Posted in Caligula-カリギュラ-, and テキスト

自宅主人公・日暮白夜。日暮白夜本編軸。
鍵介×主人公。
ゲーム本編開始前、洗脳を繰り返されていたころの話。

* * * * *

 その記憶はひどくひび割れていて、不鮮明で、断続的な記憶だ。
 体中が痛い。手足に力が入らず、半ば引きずられて、どこかへと運ばれているのは分かる。
 ……自分はどうしたんだっけ。何か喧嘩というか、厄介ごとに巻き込まれたような気がする。
 ぼんやりする頭で周りの状況を見ていた。自分の手足を引きずる生徒たちはひどく統一的で、服装や顔つきはばらばらなのに、とても気味が悪い。
 やがてある部屋にたどり着くと、乱暴に椅子に座らされた。ガタン、と、椅子が悲鳴を上げる。そしてその直後、自分の手足を引きずっていた手が一斉に離れた。もう役目を終えたということだろうか。今なら逃げられるだろうが、何故か力は入らないままだった。
 やがて、足音が一人分、自分に向かって近づいてくるのが聞こえた。
 「あなた、本当に懲りませんね」
 呆れたような、そしてうんざりしたような、声。
 「…………?」
 懲りない、とはどういうことだろう。たぶん、この声の主とは初対面だと思うのだが。そんなニュアンスを込めて顔を上げる。
 声の主らしい、目の前に立つ人物は、そんな自分を見て少しだけ肩をすくめたようだった。
 「いいですよ、わからなくて」
 逆光になっているのか、その表情どころか、顔つきもよくわからなかった。声色から、その人物が男であることくらいは察せたが。
 「そんなに思い出したいんですか」
 また、目の前の少年が口を開いた。目を細め、顔を顰める。
 思い出したいか、だって。そんなの決まってる。……なのに、声は出ない。
 「思い出さない方が幸せなのに。馬鹿な人だな」
 声がすうっと低くなり、平坦になる。それと同時に、耳元が何かで覆われた。
 くぐもった音。世界全てが遠のくような感覚がする。
 「これも楽士の仕事ですからね。悪く思わないでください」
 少年の声も遠くなる。

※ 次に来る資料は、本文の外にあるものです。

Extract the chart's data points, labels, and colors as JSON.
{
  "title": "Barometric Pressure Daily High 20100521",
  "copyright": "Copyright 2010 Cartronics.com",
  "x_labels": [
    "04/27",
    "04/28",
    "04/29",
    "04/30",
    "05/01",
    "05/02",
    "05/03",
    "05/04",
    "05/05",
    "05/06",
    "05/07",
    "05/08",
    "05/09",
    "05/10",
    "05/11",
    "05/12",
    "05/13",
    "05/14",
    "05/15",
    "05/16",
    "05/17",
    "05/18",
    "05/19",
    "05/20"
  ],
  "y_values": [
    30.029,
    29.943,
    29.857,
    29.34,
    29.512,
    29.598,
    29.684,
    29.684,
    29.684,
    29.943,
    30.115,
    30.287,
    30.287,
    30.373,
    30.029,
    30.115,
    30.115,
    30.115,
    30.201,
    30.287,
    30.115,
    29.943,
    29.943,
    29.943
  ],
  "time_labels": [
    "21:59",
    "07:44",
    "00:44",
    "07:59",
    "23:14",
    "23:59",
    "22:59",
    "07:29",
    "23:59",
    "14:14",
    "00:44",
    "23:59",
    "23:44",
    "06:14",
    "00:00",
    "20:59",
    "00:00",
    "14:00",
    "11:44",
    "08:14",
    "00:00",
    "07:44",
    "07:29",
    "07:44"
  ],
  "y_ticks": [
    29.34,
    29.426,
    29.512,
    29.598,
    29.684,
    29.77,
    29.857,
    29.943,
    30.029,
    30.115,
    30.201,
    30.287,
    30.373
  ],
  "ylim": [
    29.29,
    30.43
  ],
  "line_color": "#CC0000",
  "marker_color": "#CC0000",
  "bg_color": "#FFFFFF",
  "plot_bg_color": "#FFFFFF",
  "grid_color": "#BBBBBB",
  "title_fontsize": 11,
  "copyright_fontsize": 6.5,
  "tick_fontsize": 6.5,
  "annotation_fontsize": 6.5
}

ほとんど判別できないほどだ。
 「――何度も思い出すあなたが悪いんですよ」
 声が、酷く遠い。耳元の遠いところから、歌が聞こえる。ループする。何度も何度も、執拗に。
 ピアノの優しい音色と、柔らかなメロディと、のびやかな歌声と、透明感。
 意識がゆっくりと沈んでいく。音色と歌声にさらわれるように、落ちる。
 だめだ、と反射的に思った。しかし、今、抗うほどの力もなく。
 「おやすみなさい」
 最後に聞いたのは、そんな当たり前の言葉だった。

***

 その生徒は、もう何度も何度も、ここへ連れてこられていた。だから鍵介は今日その顔を見た時、「またか」と反射的に思ったほどだ。
 濃い黒髪に切れ長の瞳。確か今一年生を「やっている」少年だ。
 メビウスに来るのは現実に嫌気がさし、逃避してきた人間ばかりだ。自分自身だってその一人なのだから、それは間違いない。
 けれどまれに、この世界と最悪に相性の悪い可哀想な人間も存在する。例えば目の前で項垂れている青年のような。
 今の鍵介から見たら後輩にあたるその少年は、たった一年でもう何度もここへ連れてこられていた。彼はメビウスという、現実を忘れ、理想を延々と叶え続けられる理想郷にあって、不意に現実を思い出してしまう「体質」らしかった。
 「あなた、本当に懲りませんね」
 だから呆れて、そんな言葉をかけてしまった。当然、彼は不思議そうな顔をする。
 当たり前だ。連れてこられるたびに洗脳し直して、記憶も消してしまっているのだから。
 「いいですよ、わからなくて」
 戸惑ったような、そうでもないような。極端に表情に乏しい彼からは、何を考えているのかわからない。
 まあ、例え分かってもこれからやることを止めはしないし、それによって彼が全てを忘れてしまうことなんて、気にもならないのだが。
 ……そう、気にもならない。気にする必要もない。これはこの世界を守るために、自分の理想郷を守るために、必要なことだ。
 「何度も思い出すあなたが悪いんですよ」
 気に留めるわけがない。こうやって彼の記憶を消し、改ざんし、いいように捻じ曲げるたび、彼の表情がますます失われていく気がするのも気のせいだ。
 やがて意識を失った彼を見て、指をヘッドフォンから離す。意識せず指に触れた黒髪は、柔らかくさらさらと揺れた。
 「ねえ、そんなにいいですか、現実なんて」
 もう鍵介の声は聞こえていないだろうことは承知の上で、尋ねた。
 こんなになってまで、何度も何度もこんな風になってまで、追いかけるほど、いい世界なんかじゃないはずだ。
 だから逃げたっていいはずだ。僕は間違っていない。
 眠った彼は答えない。答えるわけがない。……たった今、鍵介が、自分の手でこうしたのだ。
 鍵介は深くため息をつく。
 「……おやすみなさい」
 そう呟いた声は何故だか、酷く疲れていた。

***

 かくて世界の時間は進んで戻り、永遠にループする。

 ループする。歌が聞こえる。ループする。何度も何度も、執拗に。
 ピアノの優しい音色と、柔らかなメロディと、のびやかな歌声と、透明感。
 ループして、ループして――ピアノが、するりと意識の合間を抜けるように、止まる。目の前を、光の筋が一本通り抜けたような気がした。
 ふ、と。不意に視界がクリアになった。ここは体育館だろうか。

 目の前の檀上には、大きな字で「入学式」と書いてあるのがわかった。

 ぶつり、と音を立てて、音楽のループが止まる。
 そして、あの日の逆光で見えなかった目と目が、初めて交差した。